In a study we did with a very large employer out west, where there were only two plan choices available. It was roughly one paycheck a year on average that the employee was losing as a result of making a bad choice. The HR department has done all this work to select the plans, to pick the right plans that could be offered across the universe and there’s no tool that then aligns the individual to the right plan within that universe. So, imagine as an employer being able to give your employees a one-paycheck-a-year raise. All you have to do is put Picwell in play against the decisions that you’ve already made.

Q. What has your business strategy consisted of so far?

A. We’ve built our business around large aggregators if you will. We attacked the market a little differently. We went at the market with the idea of going after, building an industrial strength product and working with those who were really deeply imbedded in the healthcare system.

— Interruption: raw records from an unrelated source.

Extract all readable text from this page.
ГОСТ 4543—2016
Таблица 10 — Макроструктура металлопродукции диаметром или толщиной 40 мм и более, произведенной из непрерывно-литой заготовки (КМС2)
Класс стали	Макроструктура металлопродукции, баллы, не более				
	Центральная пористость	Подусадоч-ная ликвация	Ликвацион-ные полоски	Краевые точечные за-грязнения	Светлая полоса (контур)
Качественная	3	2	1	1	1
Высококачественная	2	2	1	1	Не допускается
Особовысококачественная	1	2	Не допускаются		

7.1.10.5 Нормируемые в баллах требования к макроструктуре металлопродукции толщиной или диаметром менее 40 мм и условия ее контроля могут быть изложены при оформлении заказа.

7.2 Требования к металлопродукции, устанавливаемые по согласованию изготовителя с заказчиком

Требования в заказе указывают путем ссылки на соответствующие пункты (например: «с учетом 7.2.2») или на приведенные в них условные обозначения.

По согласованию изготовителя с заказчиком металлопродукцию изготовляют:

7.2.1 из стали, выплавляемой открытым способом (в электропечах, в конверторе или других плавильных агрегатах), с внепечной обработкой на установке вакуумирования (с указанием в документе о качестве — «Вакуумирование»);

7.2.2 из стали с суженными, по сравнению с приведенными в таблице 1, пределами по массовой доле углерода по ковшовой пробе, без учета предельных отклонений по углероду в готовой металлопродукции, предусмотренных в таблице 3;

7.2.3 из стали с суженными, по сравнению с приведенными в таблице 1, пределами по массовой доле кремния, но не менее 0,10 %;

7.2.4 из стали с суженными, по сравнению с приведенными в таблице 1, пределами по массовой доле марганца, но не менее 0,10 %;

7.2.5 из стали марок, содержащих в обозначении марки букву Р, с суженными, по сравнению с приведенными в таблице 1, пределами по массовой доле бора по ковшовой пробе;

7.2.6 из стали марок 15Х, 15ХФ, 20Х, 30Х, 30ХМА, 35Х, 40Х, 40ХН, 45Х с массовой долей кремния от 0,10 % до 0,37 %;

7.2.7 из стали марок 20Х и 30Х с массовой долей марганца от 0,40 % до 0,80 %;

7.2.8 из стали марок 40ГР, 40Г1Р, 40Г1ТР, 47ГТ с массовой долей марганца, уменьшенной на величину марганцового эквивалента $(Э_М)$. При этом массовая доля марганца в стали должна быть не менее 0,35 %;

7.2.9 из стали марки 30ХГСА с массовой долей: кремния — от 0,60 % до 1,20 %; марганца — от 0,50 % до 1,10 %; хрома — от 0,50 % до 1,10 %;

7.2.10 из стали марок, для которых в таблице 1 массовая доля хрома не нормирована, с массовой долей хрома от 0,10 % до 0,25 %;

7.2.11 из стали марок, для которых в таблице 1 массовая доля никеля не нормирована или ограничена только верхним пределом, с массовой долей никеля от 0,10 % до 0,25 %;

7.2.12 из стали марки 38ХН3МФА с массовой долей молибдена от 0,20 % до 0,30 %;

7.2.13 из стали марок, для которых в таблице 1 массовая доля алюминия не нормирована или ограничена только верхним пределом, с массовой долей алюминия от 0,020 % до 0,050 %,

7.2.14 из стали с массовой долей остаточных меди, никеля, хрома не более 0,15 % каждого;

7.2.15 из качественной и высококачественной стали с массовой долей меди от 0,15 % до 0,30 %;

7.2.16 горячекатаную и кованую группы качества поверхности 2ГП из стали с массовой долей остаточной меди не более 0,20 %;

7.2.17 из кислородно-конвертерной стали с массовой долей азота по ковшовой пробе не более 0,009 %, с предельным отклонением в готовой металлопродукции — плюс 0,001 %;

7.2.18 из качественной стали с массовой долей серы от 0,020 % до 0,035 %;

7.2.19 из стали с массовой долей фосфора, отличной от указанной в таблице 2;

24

So, we launched with Aon and we launched within their group retiree business. That was 700,000 lives and 5000 agents. We expanded from there across their active book of business. Now we’re rolling out with Cigna across their active book of business.

Q. What’s next?

A. In the course of the next year, we’ll be rolling out with many blue [shields] plans across the country, as well as make private exchanges and things of that sort. We are not a direct-to-consumer play even though the end beneficiary, if you will, of our product is a consumer. We like to think of the model that we’ve developed as one of Pareto optimal. In fact, our mascot is Vilfredo as in Vilfredo Pareto. I guess that’s what happens when you have economists as some of your founders, but the idea of the win-win scenario whereby a carrier can win and a consumer can win; whereby an employer can win and a consumer can win; whereby a broker can win and a consumer can win; but one constant is always there: the consumer wins.